[Ads-l] bullshit detector

ADSGarson O'Toole adsgarsonotoole at GMAIL.COM
Sat Jan 22 16:58:17 EST 2022

Excellent work, Ben.
Here are citations in 1929, 1938, and 1962 suggesting that "bull
detector" was circulating as a bowdlerized version of "bullshit
detector". Please double-check this data before using it.

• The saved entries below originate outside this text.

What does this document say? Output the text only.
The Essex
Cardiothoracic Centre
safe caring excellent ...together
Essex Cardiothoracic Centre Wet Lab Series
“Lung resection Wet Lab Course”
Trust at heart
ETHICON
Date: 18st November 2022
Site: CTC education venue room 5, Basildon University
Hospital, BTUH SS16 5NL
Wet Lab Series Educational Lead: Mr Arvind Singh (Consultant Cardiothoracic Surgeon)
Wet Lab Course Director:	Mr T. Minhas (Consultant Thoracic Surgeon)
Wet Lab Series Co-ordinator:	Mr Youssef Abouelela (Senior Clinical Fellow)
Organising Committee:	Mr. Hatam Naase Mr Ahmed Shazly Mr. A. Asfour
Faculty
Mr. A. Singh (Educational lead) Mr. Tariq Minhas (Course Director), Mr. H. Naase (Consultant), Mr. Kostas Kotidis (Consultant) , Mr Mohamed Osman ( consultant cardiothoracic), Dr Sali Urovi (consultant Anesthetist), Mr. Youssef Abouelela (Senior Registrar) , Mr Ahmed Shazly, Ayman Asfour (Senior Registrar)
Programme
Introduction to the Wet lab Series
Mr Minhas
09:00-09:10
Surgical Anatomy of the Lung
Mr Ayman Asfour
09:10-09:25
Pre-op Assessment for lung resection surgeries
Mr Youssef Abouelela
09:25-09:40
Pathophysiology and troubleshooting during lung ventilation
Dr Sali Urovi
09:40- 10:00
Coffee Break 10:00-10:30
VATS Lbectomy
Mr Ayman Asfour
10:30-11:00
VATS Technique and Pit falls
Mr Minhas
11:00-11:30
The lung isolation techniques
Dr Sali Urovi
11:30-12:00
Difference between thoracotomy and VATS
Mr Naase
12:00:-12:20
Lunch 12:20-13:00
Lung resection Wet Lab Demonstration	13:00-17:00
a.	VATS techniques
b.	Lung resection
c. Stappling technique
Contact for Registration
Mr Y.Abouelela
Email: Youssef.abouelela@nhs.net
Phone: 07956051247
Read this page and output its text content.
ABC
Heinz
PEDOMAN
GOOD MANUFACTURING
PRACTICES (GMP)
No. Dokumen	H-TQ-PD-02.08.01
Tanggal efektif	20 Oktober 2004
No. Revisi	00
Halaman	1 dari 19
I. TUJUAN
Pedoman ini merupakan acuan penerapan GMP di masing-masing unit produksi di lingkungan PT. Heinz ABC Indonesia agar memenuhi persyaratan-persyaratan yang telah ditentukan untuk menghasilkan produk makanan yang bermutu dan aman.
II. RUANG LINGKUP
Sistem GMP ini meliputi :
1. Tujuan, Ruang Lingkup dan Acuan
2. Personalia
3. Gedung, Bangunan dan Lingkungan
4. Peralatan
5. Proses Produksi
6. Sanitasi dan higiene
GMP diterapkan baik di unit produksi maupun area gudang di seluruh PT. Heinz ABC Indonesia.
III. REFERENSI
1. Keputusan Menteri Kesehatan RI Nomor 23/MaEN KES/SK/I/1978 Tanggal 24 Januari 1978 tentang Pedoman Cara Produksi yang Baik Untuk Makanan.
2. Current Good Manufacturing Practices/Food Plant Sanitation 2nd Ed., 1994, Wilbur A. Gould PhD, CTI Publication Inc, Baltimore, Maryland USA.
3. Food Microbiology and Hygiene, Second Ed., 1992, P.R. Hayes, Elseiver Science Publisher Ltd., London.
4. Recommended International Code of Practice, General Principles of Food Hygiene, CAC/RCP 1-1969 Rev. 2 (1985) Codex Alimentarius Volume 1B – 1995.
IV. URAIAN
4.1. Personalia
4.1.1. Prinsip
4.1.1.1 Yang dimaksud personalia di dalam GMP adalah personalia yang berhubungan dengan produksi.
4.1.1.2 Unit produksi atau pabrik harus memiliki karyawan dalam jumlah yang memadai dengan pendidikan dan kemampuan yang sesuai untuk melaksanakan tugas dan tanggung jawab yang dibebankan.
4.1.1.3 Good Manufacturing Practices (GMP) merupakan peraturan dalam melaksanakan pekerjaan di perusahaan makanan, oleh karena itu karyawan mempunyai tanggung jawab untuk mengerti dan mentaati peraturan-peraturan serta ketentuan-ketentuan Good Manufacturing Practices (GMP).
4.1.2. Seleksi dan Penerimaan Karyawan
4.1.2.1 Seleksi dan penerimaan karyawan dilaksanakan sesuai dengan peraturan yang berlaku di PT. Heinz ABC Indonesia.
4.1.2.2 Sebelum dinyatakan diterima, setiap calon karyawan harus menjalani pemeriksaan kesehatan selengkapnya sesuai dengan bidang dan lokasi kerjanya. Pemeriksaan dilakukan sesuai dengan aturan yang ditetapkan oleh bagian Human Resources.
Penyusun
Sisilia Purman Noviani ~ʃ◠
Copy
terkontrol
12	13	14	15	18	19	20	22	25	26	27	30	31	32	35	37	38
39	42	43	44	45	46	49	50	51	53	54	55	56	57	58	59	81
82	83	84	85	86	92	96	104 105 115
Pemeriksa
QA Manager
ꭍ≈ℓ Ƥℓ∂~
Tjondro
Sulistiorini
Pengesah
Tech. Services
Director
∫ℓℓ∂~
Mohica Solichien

In 1929 a letter published in the New York "Daily News" sarcastically
implied that a heroic story about an infantry captain was the product
of a dream. The letter writer used the pointed pseudonym "Bull

Date: November 26, 1929
Newspaper: Daily News
Newspaper Location: New York, New York
Article: Voice of the People (Letter)
Author: Bull Detector (Pseudonym)
Quote Page 23, Column 3
Database: ProQuest

[Begin excerpt]
Brooklyn: Ex-Infantry Captain, I suppose that after capturing those
132 Germans, killing those twenty-eight men and putting all those
machine guns out of action on the Somme, you fell out of bed. Hope you
weren’t hurt.
[End excerpt]

A 1938 article in a New Jersey newspaper stated that pranksters in
newspaper offices asked naïve new employees to look for 'a bull
detector to keep the "bulls" out of stories.'

Date: August 21, 1938
Newspaper: Asbury Park Sunday Press
Newspaper Location: Asbury Park, New Jersey
Section: Magazine
Article: Fools' Errands!
Author: Ronald L. Ives
Quote Page 15, Column ??
Database: ProQuest

[Begin excerpt]
The old game of kidding the greenhorn by sending him after things that
don't exist is still highly popular . . .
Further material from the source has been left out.